Unfortunately, it is not possible to encode object-oriented overloading
directly using Haskell overloading. This deficiency becomes particularly
tiresome when Haskell programs wish to call methods imported from an
object-oriented library. We explore various encodings of object-oriented
classes into Haskell, demonstrate precisely where Haskell's existing type
class system is unsatisfactory, and propose two refinements. We proceed in
three stages. Firstly, we discuss various ways of accommodating
sub-typing; we conclude that a simple
encoding using Haskell classes is better for our purpose than a more
substantial language extension. Second, we introduce a new notion of
closed class, and show how this enables
improvement of constraints beyond what
is possible in Haskell. Closed classes make it easy to encode the truely ad
hoc overloading of object-oriented methods without the need for name
mangling or gratuitous type annotations. Thirdly, we allow
overlapping instances, and define what
it means for one instance to be better than another.
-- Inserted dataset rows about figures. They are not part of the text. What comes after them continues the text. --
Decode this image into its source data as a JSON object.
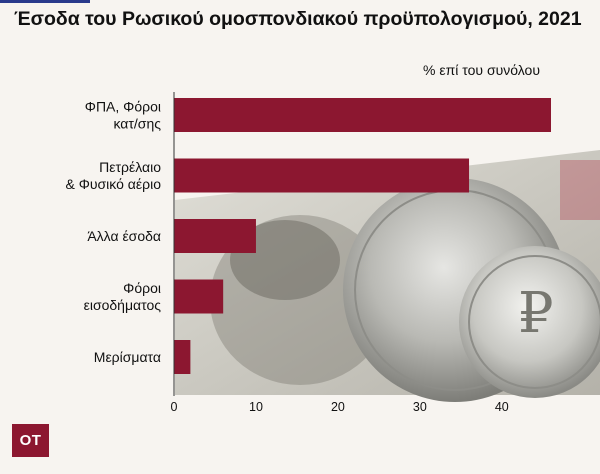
{
  "title": "Έσοδα του Ρωσικού ομοσπονδιακού προϋπολογισμού, 2021",
  "unit_label": "% επί του συνόλου",
  "logo": "ΟΤ",
  "colors": {
    "bar": "#8c1730",
    "logo_bg": "#8c1730",
    "accent": "#2a3a8c"
  },
  "chart_data": {
    "type": "bar",
    "orientation": "horizontal",
    "title": "Έσοδα του Ρωσικού ομοσπονδιακού προϋπολογισμού, 2021",
    "xlabel": "% επί του συνόλου",
    "categories": [
      [
        "ΦΠΑ, Φόροι",
        "κατ/σης"
      ],
      [
        "Πετρέλαιο",
        "& Φυσικό αέριο"
      ],
      [
        "Άλλα έσοδα"
      ],
      [
        "Φόροι",
        "εισοδήματος"
      ],
      [
        "Μερίσματα"
      ]
    ],
    "values": [
      46,
      36,
      10,
      6,
      2
    ],
    "xlim": [
      0,
      46
    ],
    "xticks": [
      0,
      10,
      20,
      30,
      40
    ],
    "grid": false
  }
}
This mechanism will
turn out to mimic the rather complex overloading resolution rules used by
object-oriented languages to select the
most-specific method at a call site. In the Appendix, we present type
checking and inference rules, as well as details of constraint entailment
and simplification. However, this workshop paper is somewhat exploratory:
the design may shift once we gain experience with an implementation, and we
have not devoted any time to showing any formal properties of our system.